Research by Greg McDonald, Ph.D. has shown that there is a different borrelia in the Midwestern U.S.A. When Dr. McDonald used a PCR primer that would amplify any strain of borrelia, he obtained positives from biopsies of bulls-eye rashes caused by tick bites in patients from Missouri and nearby states. However, if Dr. McDonald narrowed the PCR primers to amplify only Borrelia burgdorferi, Borrelia lonestari or Borrelia andersoni, the results were negative. In other words, the Midwest has a different borrelia. It has been referred to as Borrelia “confusiosis,” but one of these years when it is finally characterized fully, this Midwestern borrelia will probably be known as Borrelia mastersi, in honor of Edwin Jordan Masters, M.D. and his extensive research.
Pathologists who use a microscope to examine bulls-eye rash biopsy specimens from Midwestern patients observe significant and consistent differences when compared to biopsies from New England patients. The diseases and their rashes are similar, but there are definite differences. This is why borreliosis or Masters disease is a better name. It is similar to, but different than, New England Lyme disease.

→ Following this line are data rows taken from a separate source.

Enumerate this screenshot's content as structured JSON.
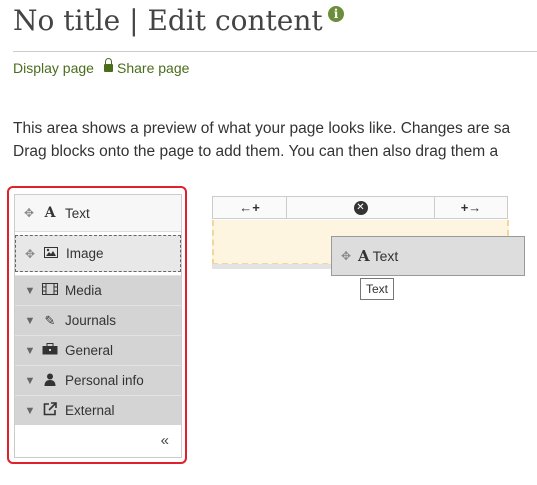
{
  "page": {
    "title": "No title | Edit content",
    "info_icon": "info-icon",
    "links": {
      "display": "Display page",
      "share": "Share page"
    },
    "description": {
      "line1": "This area shows a preview of what your page looks like. Changes are sa",
      "line2": "Drag blocks onto the page to add them. You can then also drag them a"
    },
    "colors": {
      "accent": "#4a6d1c",
      "highlight": "#e0202a"
    }
  },
  "sidebar": {
    "blocks": [
      {
        "label": "Text",
        "icon": "text-icon"
      },
      {
        "label": "Image",
        "icon": "image-icon"
      }
    ],
    "categories": [
      {
        "label": "Media",
        "icon": "film-icon"
      },
      {
        "label": "Journals",
        "icon": "pencil-icon"
      },
      {
        "label": "General",
        "icon": "briefcase-icon"
      },
      {
        "label": "Personal info",
        "icon": "person-icon"
      },
      {
        "label": "External",
        "icon": "external-link-icon"
      }
    ],
    "collapse_glyph": "«"
  },
  "canvas": {
    "toolbar": {
      "add_left": "←+",
      "remove": "✕",
      "add_right": "+→"
    },
    "drag_ghost": {
      "label": "Text",
      "icon": "text-icon"
    },
    "tooltip": "Text"
  }
}
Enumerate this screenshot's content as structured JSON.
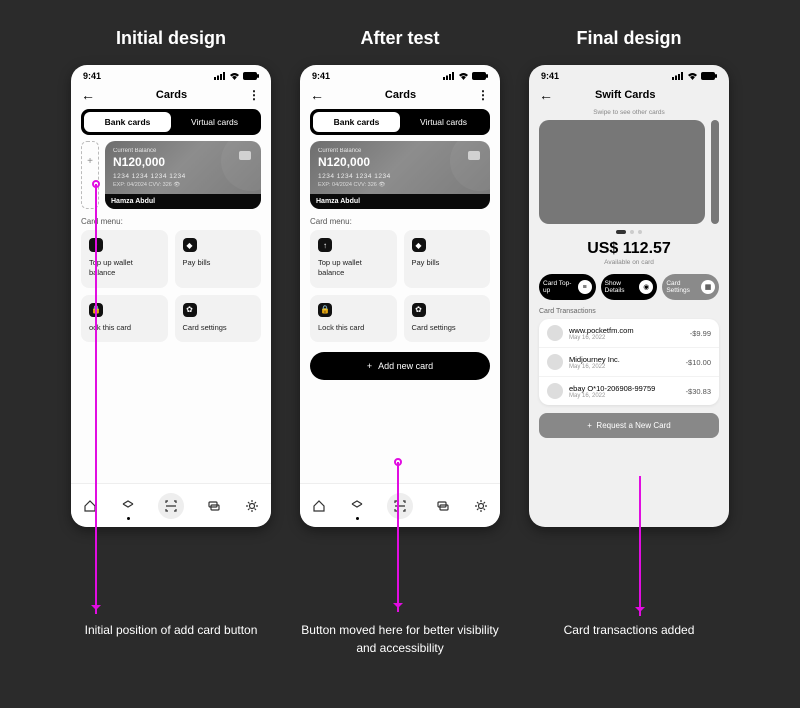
{
  "columns": {
    "initial": {
      "title": "Initial design",
      "caption": "Initial position of add card button"
    },
    "after": {
      "title": "After test",
      "caption": "Button moved here for better visibility and  accessibility"
    },
    "final": {
      "title": "Final design",
      "caption": "Card transactions added"
    }
  },
  "statusbar": {
    "time": "9:41"
  },
  "header": {
    "cards_title": "Cards",
    "swift_title": "Swift Cards"
  },
  "tabs": {
    "bank": "Bank cards",
    "virtual": "Virtual cards"
  },
  "credit_card": {
    "balance_label": "Current Balance",
    "balance": "N120,000",
    "digits": "1234  1234  1234  1234",
    "meta": "EXP: 04/2024   CVV: 326 👁",
    "holder": "Hamza Abdul"
  },
  "card_menu_label": "Card menu:",
  "tiles": {
    "topup": "Top up wallet balance",
    "paybills": "Pay bills",
    "lock_initial": "ock this card",
    "lock": "Lock this card",
    "settings": "Card settings"
  },
  "add_new_card": "Add new card",
  "final": {
    "swipe_hint": "Swipe to see other cards",
    "amount": "US$ 112.57",
    "available": "Available on card",
    "actions": {
      "topup": "Card Top-up",
      "details": "Show Details",
      "settings": "Card Settings"
    },
    "section": "Card Transactions",
    "transactions": [
      {
        "merchant": "www.pocketfm.com",
        "date": "May 16, 2022",
        "amount": "-$9.99"
      },
      {
        "merchant": "Midjourney Inc.",
        "date": "May 16, 2022",
        "amount": "-$10.00"
      },
      {
        "merchant": "ebay O*10-206908-99759",
        "date": "May 16, 2022",
        "amount": "-$30.83"
      }
    ],
    "request": "Request a New Card"
  }
}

Another feature of Midwestern borreliosis is the inability to grow Borrelia burgdorferi from patients with Lyme borreliosis. In New England about five percent of cultures grow Borrelia burgdorferi from borreliosis patients. There are other borrelia* that cannot be grown in culture media. The bacteria that causes syphilis has never been grown in culture media, even though this infection has been known and studied for several generations. It should not be surprising that the Midwestern borrelia cannot be grown in culture media yet. When it is, knowledge of this infection will increase tremendously.

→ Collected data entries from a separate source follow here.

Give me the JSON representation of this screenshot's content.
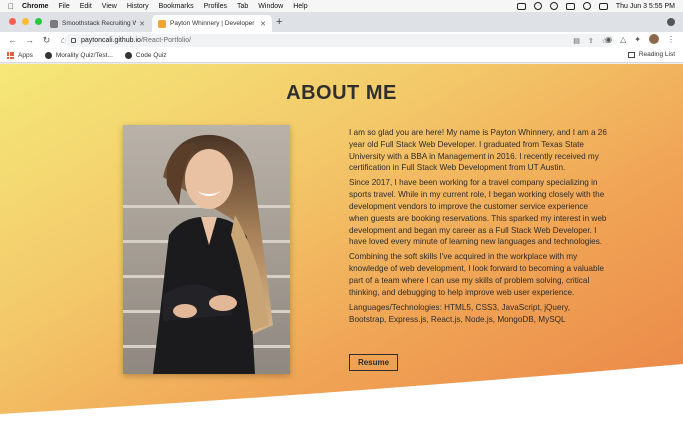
{
  "menubar": {
    "items": [
      "Chrome",
      "File",
      "Edit",
      "View",
      "History",
      "Bookmarks",
      "Profiles",
      "Tab",
      "Window",
      "Help"
    ],
    "datetime": "Thu Jun 3  5:55 PM"
  },
  "tabs": [
    {
      "title": "Smoothstack Recruiting Webi...",
      "active": false
    },
    {
      "title": "Payton Whinnery | Developer",
      "active": true
    }
  ],
  "address": {
    "host": "paytoncali.github.io",
    "path": "/React-Portfolio/"
  },
  "bookmarks": {
    "items": [
      "Apps",
      "Morality Quiz/Test...",
      "Code Quiz"
    ],
    "reading_list": "Reading List"
  },
  "page": {
    "title": "ABOUT ME",
    "paragraphs": [
      "I am so glad you are here! My name is Payton Whinnery, and I am a 26 year old Full Stack Web Developer. I graduated from Texas State University with a BBA in Management in 2016. I recently received my certification in Full Stack Web Development from UT Austin.",
      "Since 2017, I have been working for a travel company specializing in sports travel. While in my current role, I began working closely with the development vendors to improve the customer service experience when guests are booking reservations. This sparked my interest in web development and began my career as a Full Stack Web Developer. I have loved every minute of learning new languages and technologies.",
      "Combining the soft skills I've acquired in the workplace with my knowledge of web development, I look forward to becoming a valuable part of a team where I can use my skills of problem solving, critical thinking, and debugging to help improve web user experience.",
      "Languages/Technologies: HTML5, CSS3, JavaScript, jQuery, Bootstrap, Express.js, React.js, Node.js, MongoDB, MySQL"
    ],
    "resume_label": "Resume"
  },
  "colors": {
    "gradient_start": "#f5e878",
    "gradient_end": "#e98447",
    "text": "#2d2d2d"
  }
}
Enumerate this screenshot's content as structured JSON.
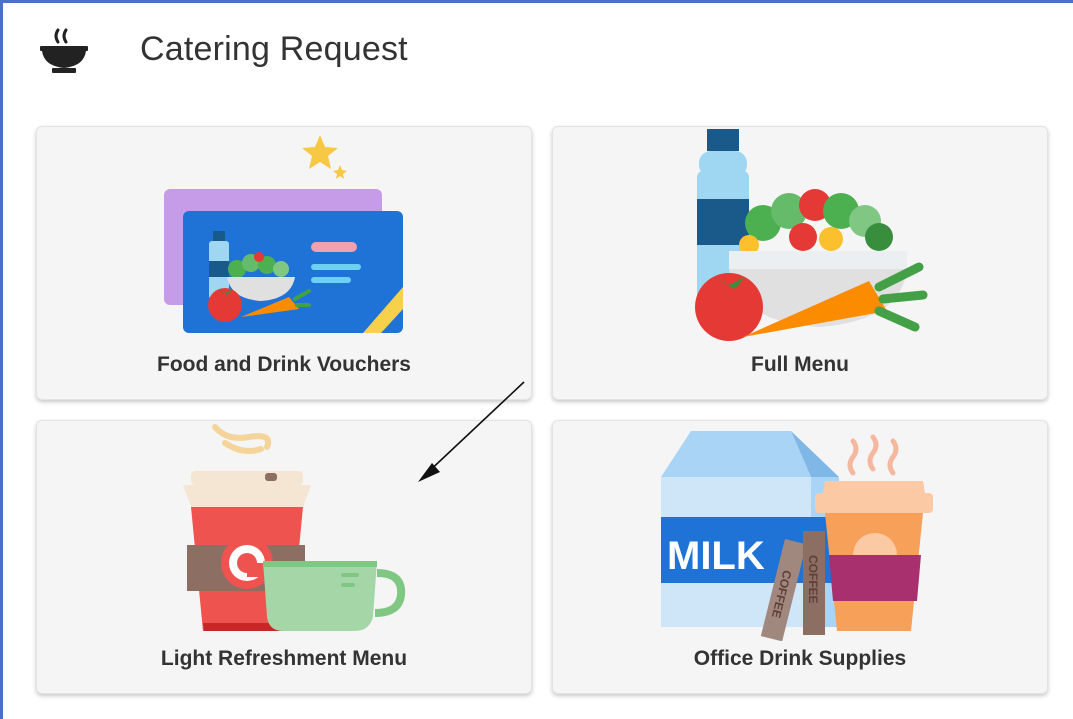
{
  "header": {
    "title": "Catering Request",
    "icon": "bowl-icon"
  },
  "tiles": [
    {
      "label": "Food and Drink Vouchers",
      "icon": "voucher-card-icon"
    },
    {
      "label": "Full Menu",
      "icon": "salad-bottle-icon"
    },
    {
      "label": "Light Refreshment Menu",
      "icon": "coffee-cup-icon"
    },
    {
      "label": "Office Drink Supplies",
      "icon": "milk-carton-icon",
      "carton_text": "MILK",
      "stick_text": "COFFEE"
    }
  ],
  "colors": {
    "frame_border": "#4a72c4",
    "tile_background": "#f5f5f5",
    "text": "#333333"
  }
}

James Oliver, PhD, who is a very highly respected entomologist, has successfully cultured Borrelia burgdorferi from over 60 ticks collected in Missouri. Why human cultures are negative and tick cultures are positive remains a mystery. Still, there appears there is a Midwestern borreliosis.
The same is true for co-infections. The babesia in Missouri is called MO-1. It is a different babesia. There are different ehrlichia. It would appear there is a different bartonella. When you have different strains of germs, the test results may be falsely negative.

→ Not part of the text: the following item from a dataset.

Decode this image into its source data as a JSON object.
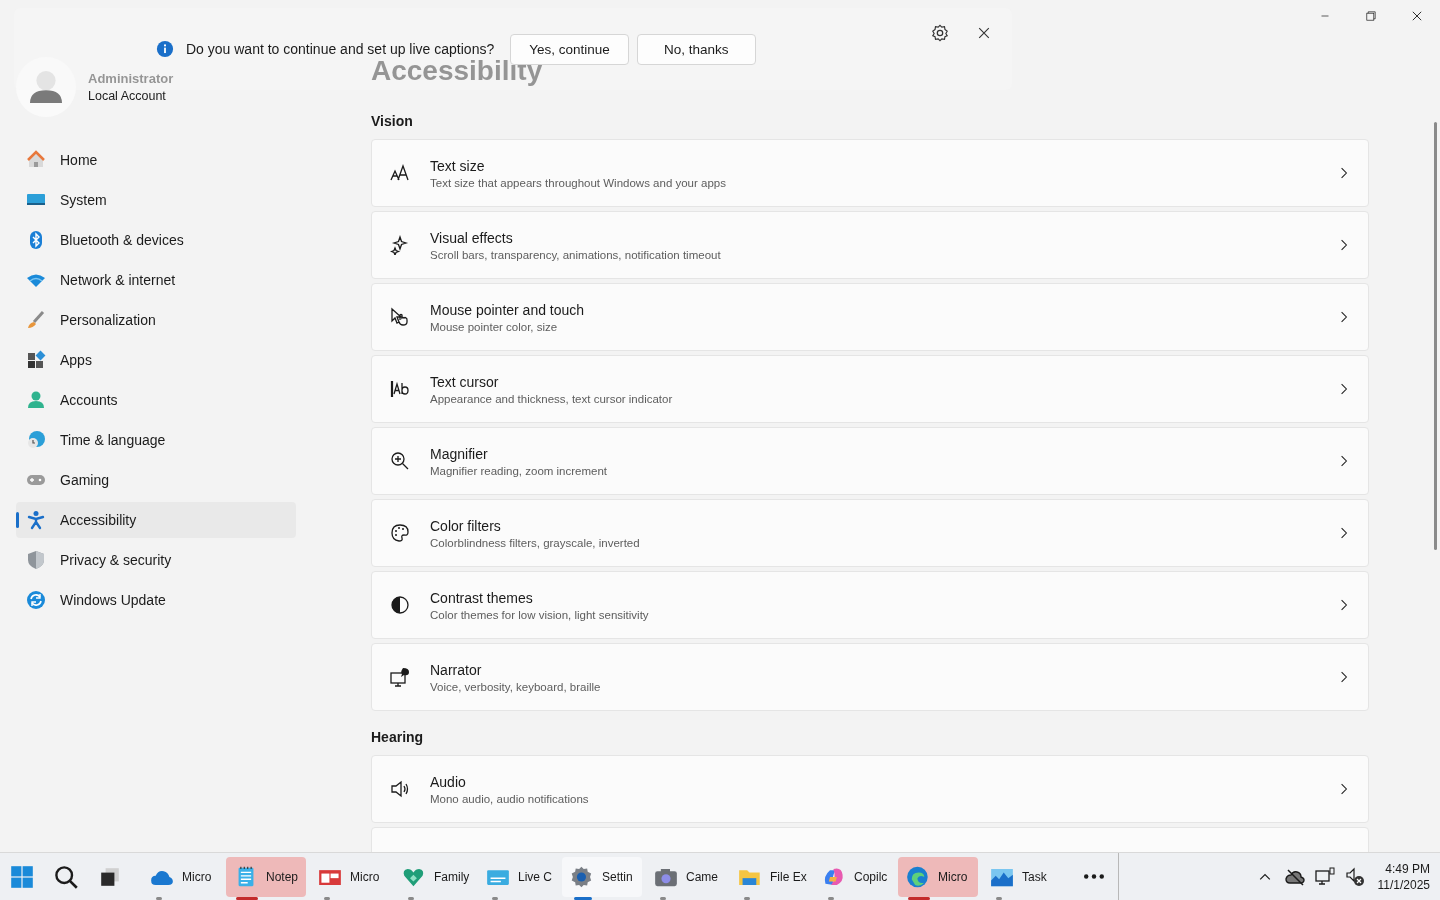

To protect patients’ pocketbooks, I rarely test for tick-borne coinfections. If the tests were reliable I would be more inclined to order more. In general, when potential coinfections are targeted with antibiotics, 97% of patients get better.
At least three possibilities exist to explain patients feeling better with antibiotics. It could be that an antibiotic that targets a potential coinfection such as babesiosis may actually be killing the borrelia bacteria as well. Or it may be that a negative test for a coinfection was falsely negative. And finally, there may be some unknown germ that the patient has that responds to the antibiotic. I tell my patients that regardless of why the antibiotics help most borreliosis patients, the benefits of antibiotics outweigh the risks. My greatest concern is untreated borreliosis, not the potential side effects of antibiotics that target tick-borne infections.
Specimens for borreliosis Western blot testing should always be express-mailed to the laboratory. Antibodies against the Lyme bacteria can clump or bind together and give a false negative test result. Express-mailing specimens lessens the time in which this could happen, which in turn increases test accuracy. If your specimen sits around for several days (or if a screening test is ordered instead of a Western blot, or if a regular lab is used instead of a reference lab) then you might be given a false negative test result, which in turn could result in a false sense of security. Testing in my office consists of a Western blot that is express-mailed to a borreliosis reference laboratory.